# taz.de -- Instagram will unpolitisch werden: Subtile Botschaften
       
       > Der Meta-Konzern kündigt an, politische Inhalte auf seinen Plattformen
       > einzuschränken. Das wird zu einer noch subtileren politischen
       > Kommunikation führen.
       
 (IMG) Bild: Versteckte politische Botschaft?
       
       Erinnern Sie sich noch an das gute alte Instagram? Das gab es so vor zehn
       Jahren, Stories und Reels gab es damals noch nicht. Stattdessen sammelten
       sich in meinem Feed quadratische Fotos von Sonnenuntergängen in Lissabon,
       hippen Cafés irgendwo in Berlin-Mitte, Spiegelselfies von einem mehr oder
       weniger aufregenden Outfit und zwischendurch wurde auch mal ein
       selbstgebratenes Spiegelei in Szene gesetzt. Die App war gefüllt mit den
       schönen Dinge des Lebens, meist mit einem Filter in Retro-Gelbtöne getunkt.
       
       Von diesem Instagram ist heute kaum mehr etwas übrig. Jahr für Jahr wurde
       die einstige Fototagebuchplattform immer kommerzialisierter und
       politischer. Und mit dem Tod von Twitter ist auch die letzte Aktivist_in zu
       Instagram rübergeschwappt. Seitdem swipe ich täglich durch meine
       Insta-Stories und bekomme abwechselnd Werbung für Perioden-Unterwäsche, ein
       Rant zum Genozid-Begriff, die neue Champagnerauswahl in der sechsten Etage
       vom KaDeWe und Screenshots von Autorin A, die beweisen sollen, warum Autor
       B eigentlich ein rassistisches oder antisemitisches Sackgesicht ist,
       reingespült. Nach zehn Minuten swipen bin ich entweder wütend,
       desillusioniert oder komplett verschallert und wünsche mir mein gutes,
       altes Instagram zurück.
       
       Diese Woche hatte ich dann kurz das Gefühl, Meta hätte meine Wünsche
       erhört. Die Plattform soll zwar nicht mit weniger Werbung auskommen, doch
       der Meta-Konzern möchte, dass Facebook, Instagram [1][und Threads – die
       bisher eher belanglose Twitter-Alternative] – weniger politisch werden.

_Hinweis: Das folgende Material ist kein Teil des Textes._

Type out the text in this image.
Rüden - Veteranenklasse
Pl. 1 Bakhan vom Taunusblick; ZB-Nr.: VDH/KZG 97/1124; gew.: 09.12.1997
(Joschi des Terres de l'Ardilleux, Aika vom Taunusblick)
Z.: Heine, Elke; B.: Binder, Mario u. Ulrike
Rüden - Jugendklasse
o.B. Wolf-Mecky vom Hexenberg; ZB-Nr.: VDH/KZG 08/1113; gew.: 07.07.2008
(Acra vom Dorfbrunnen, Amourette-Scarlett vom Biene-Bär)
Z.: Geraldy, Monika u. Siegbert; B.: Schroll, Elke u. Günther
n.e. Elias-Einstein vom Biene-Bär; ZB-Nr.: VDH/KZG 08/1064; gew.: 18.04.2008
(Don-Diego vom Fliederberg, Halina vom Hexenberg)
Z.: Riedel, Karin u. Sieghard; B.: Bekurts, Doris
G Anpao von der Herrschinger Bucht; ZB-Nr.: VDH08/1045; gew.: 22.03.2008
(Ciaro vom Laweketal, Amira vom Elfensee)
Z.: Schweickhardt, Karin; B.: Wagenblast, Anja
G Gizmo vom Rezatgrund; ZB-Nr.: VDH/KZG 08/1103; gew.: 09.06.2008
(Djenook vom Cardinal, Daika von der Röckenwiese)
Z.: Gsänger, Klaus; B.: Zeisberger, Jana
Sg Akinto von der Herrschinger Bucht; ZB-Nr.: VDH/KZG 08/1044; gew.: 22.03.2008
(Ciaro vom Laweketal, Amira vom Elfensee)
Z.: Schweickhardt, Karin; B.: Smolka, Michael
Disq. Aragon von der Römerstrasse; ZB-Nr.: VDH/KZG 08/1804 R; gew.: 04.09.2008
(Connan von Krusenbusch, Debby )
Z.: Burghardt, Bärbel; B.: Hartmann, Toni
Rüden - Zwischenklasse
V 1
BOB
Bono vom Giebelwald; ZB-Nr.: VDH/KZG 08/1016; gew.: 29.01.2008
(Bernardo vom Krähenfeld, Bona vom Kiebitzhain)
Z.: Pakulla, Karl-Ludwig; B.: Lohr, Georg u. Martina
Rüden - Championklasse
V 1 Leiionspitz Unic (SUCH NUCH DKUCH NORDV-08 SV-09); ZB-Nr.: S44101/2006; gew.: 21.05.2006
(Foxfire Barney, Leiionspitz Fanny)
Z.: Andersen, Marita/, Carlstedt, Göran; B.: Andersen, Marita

       Doch wenn man sich die konkreten Pläne des Konzerns anschaut, ahnt man
       schnell: Es wird nur schlimmer werden.
       
       Künftig sollen nicht mehr proaktiv Konten mit politischen Inhalten vom
       Algorithmus gepusht werden. Wer politische Inhalte sehen will, muss
       politischen Konten folgen. Ob ein Konto von Instagram als politisch
       klassifiziert wird, soll über die Einstellungen überprüfbar sein. Doch wie
       die Klassifizierung vonstatten geht, gibt Meta nicht preis. Es wird also
       grundsätzlich weniger politische Inhalte bei Instagram und Co. geben.
       
       ## Meta ist überfordert mit Desinformation
       
       Aber was für Meta politisch ist, bleibt [2][im Blogpost des Konzerns] vage.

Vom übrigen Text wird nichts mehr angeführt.